Last year, we lost one of the nation’s leading public interest law figures and our executive director, Michael Rothenberg. Over the course of 11 years, Michael used his impressive talents to vastly expand NYLPI’s capacity and effectiveness. He convinced New York’s top law firms to contribute their time and generous resources to strengthening NYLPI’s mission in advancing equality and civil rights. He reinforced the organization’s core commitment to the principles of community lawyering and the use of multifaceted approaches in solving deep societal problems. He did it all with a human warmth and kindness that will be missed as much as his brilliance.
Michael’s seriousness of purpose about living a life grounded in principles he held dear was leavened by a razor sharp wit and penchant for puns. In addition to his work at NYLPI, in 2010 Michael was appointed by Jonathan Lippman, Chief Judge of the State of New York, to serve on his task force to expand access to civil legal services in New York. He was one of six legal services leaders to receive this honor. In the same year, The New York Times Company honored Michael’s leadership by awarding NYLPI its prestigious Nonprofit Excellence Award, which recognizes management excellence in the city’s nonprofit community. NYLPI was the first legal organization to win this award.

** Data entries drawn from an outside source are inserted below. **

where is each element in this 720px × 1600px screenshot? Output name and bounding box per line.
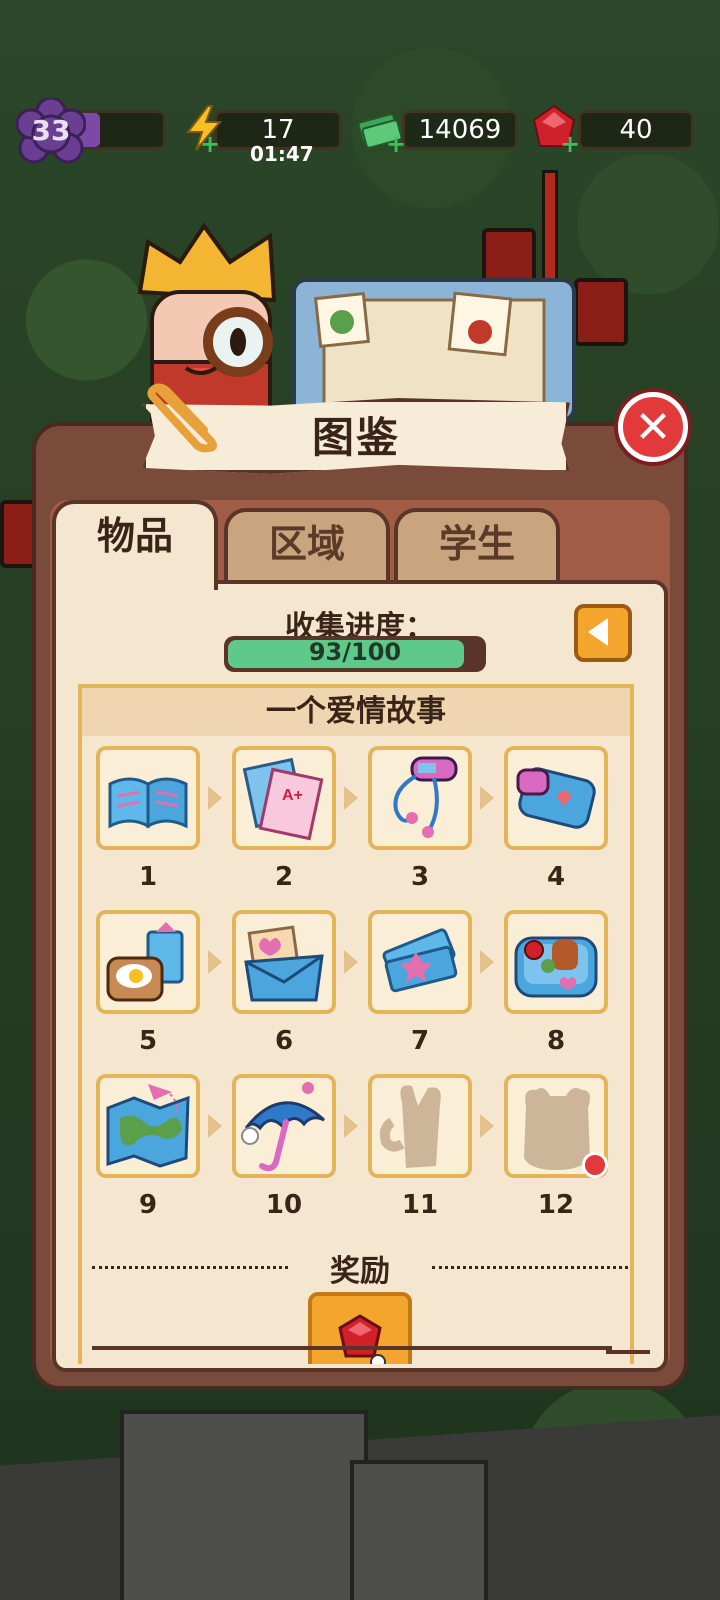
- open-book-icon: [108, 777, 188, 829]
- bento-box-icon: [514, 936, 598, 998]
- chevron-right-icon: [344, 1114, 358, 1138]
- collection-item-5[interactable]: [96, 910, 200, 1014]
- breakfast-toast-icon: [106, 922, 184, 1002]
- item-number: 8: [546, 1026, 566, 1056]
- chevron-right-icon: [344, 786, 358, 810]
- collection-item-11[interactable]: [368, 1074, 472, 1178]
- collection-item-3[interactable]: [368, 746, 472, 850]
- close-icon: ✕: [634, 402, 672, 453]
- pencil-case-icon: [516, 767, 596, 829]
- tab-items[interactable]: 物品: [52, 500, 218, 590]
- back-button[interactable]: [574, 604, 632, 662]
- scroll-line: [92, 1346, 612, 1350]
- crown-badge-icon: [582, 1152, 608, 1178]
- item-number: 7: [410, 1026, 430, 1056]
- dotted-line: [432, 1266, 628, 1269]
- item-number: 2: [274, 862, 294, 892]
- collection-item-10[interactable]: [232, 1074, 336, 1178]
- collection-set: 一个爱情故事 1 A+ 2 3 4 5 6 7 8 9 10 11 12 奖励: [78, 684, 634, 1364]
- collection-item-4[interactable]: [504, 746, 608, 850]
- item-number: 3: [410, 862, 430, 892]
- collection-item-1[interactable]: [96, 746, 200, 850]
- collection-item-8[interactable]: [504, 910, 608, 1014]
- progress-text: 93/100: [308, 638, 402, 666]
- add-energy-icon[interactable]: +: [200, 132, 220, 156]
- chevron-right-icon: [344, 950, 358, 974]
- love-letter-icon: [244, 925, 324, 1002]
- case-folder-illustration: [292, 278, 576, 420]
- collection-item-6[interactable]: [232, 910, 336, 1014]
- add-gems-icon[interactable]: +: [560, 132, 580, 156]
- item-number: 4: [546, 862, 566, 892]
- item-number: 5: [138, 1026, 158, 1056]
- test-papers-icon: A+: [242, 757, 324, 841]
- reward-slot[interactable]: [308, 1292, 412, 1364]
- tickets-icon: [382, 928, 458, 993]
- top-hud: 33 17 + 01:47 14069 + 40 +: [0, 98, 720, 166]
- chevron-right-icon: [480, 786, 494, 810]
- arrow-left-icon: [588, 618, 608, 646]
- tab-students[interactable]: 学生: [394, 508, 560, 584]
- level-number: 33: [31, 114, 71, 147]
- stone-wall: [350, 1460, 488, 1600]
- add-cash-icon[interactable]: +: [386, 132, 406, 156]
- gem-counter[interactable]: 40: [578, 110, 694, 150]
- collection-item-7[interactable]: [368, 910, 472, 1014]
- item-number: 6: [274, 1026, 294, 1056]
- close-button[interactable]: ✕: [618, 392, 688, 462]
- map-icon: [106, 1084, 190, 1168]
- item-number: 12: [537, 1190, 575, 1220]
- stone-wall: [120, 1410, 368, 1600]
- svg-text:A+: A+: [282, 787, 303, 804]
- collection-title: 一个爱情故事: [82, 688, 630, 736]
- mp3-player-icon: [393, 756, 458, 838]
- reward-divider: 奖励: [92, 1246, 628, 1289]
- item-number: 10: [265, 1190, 303, 1220]
- item-number: 1: [138, 862, 158, 892]
- collection-item-9[interactable]: [96, 1074, 200, 1178]
- item-number: 11: [401, 1190, 439, 1220]
- chevron-right-icon: [208, 786, 222, 810]
- item-number: 9: [138, 1190, 158, 1220]
- paperclip-icon: [147, 383, 217, 453]
- locked-mug-silhouette-icon: [379, 1085, 441, 1168]
- umbrella-icon: [241, 1082, 326, 1172]
- tab-content: 收集进度： 93/100 一个爱情故事 1 A+ 2 3 4 5 6 7 8 9 10 11 12 奖励: [52, 580, 668, 1372]
- tab-areas[interactable]: 区域: [224, 508, 390, 584]
- chevron-right-icon: [208, 1114, 222, 1138]
- cash-counter[interactable]: 14069: [402, 110, 518, 150]
- chevron-right-icon: [480, 1114, 494, 1138]
- ruby-gem-icon: [338, 1314, 386, 1364]
- chevron-right-icon: [480, 950, 494, 974]
- collection-item-12[interactable]: [504, 1074, 608, 1178]
- scrollbar-thumb[interactable]: [606, 1350, 650, 1354]
- collection-item-2[interactable]: A+: [232, 746, 336, 850]
- chevron-right-icon: [208, 950, 222, 974]
- energy-timer: 01:47: [250, 142, 314, 166]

Born in New York City, Michael graduated from Stuyvesant High School, Hamilton College and New York University Law School. Michael’s interest in social justice initially stemmed from observing his parents struggle to find schooling for his developmentally disabled brother.
As a law student at NYU, Michael became president of both the Public Interest Law Foundation and Equal Justice Works, an organization devoted to providing funding for public advocacy training to law students across the country. He also was awarded an Arthur Garfield Hays Civil Liberties Program Fellowship.
After graduating from NYU Law School, Michael became a litigator in the housing unit of Brooklyn Legal Services. He then won a fellowship at the Rockefeller Family Foundation, and subsequently worked on jury reform at the Vera Institute of Justice. Drawn to institution-building, Michael joined New York Lawyers for the Public Interest as Associate Director in 1997 and was named Executive Director in 2001.
He is survived by his wife, Zerline Goodman, and their three children, Brice, Garon, and Zaya.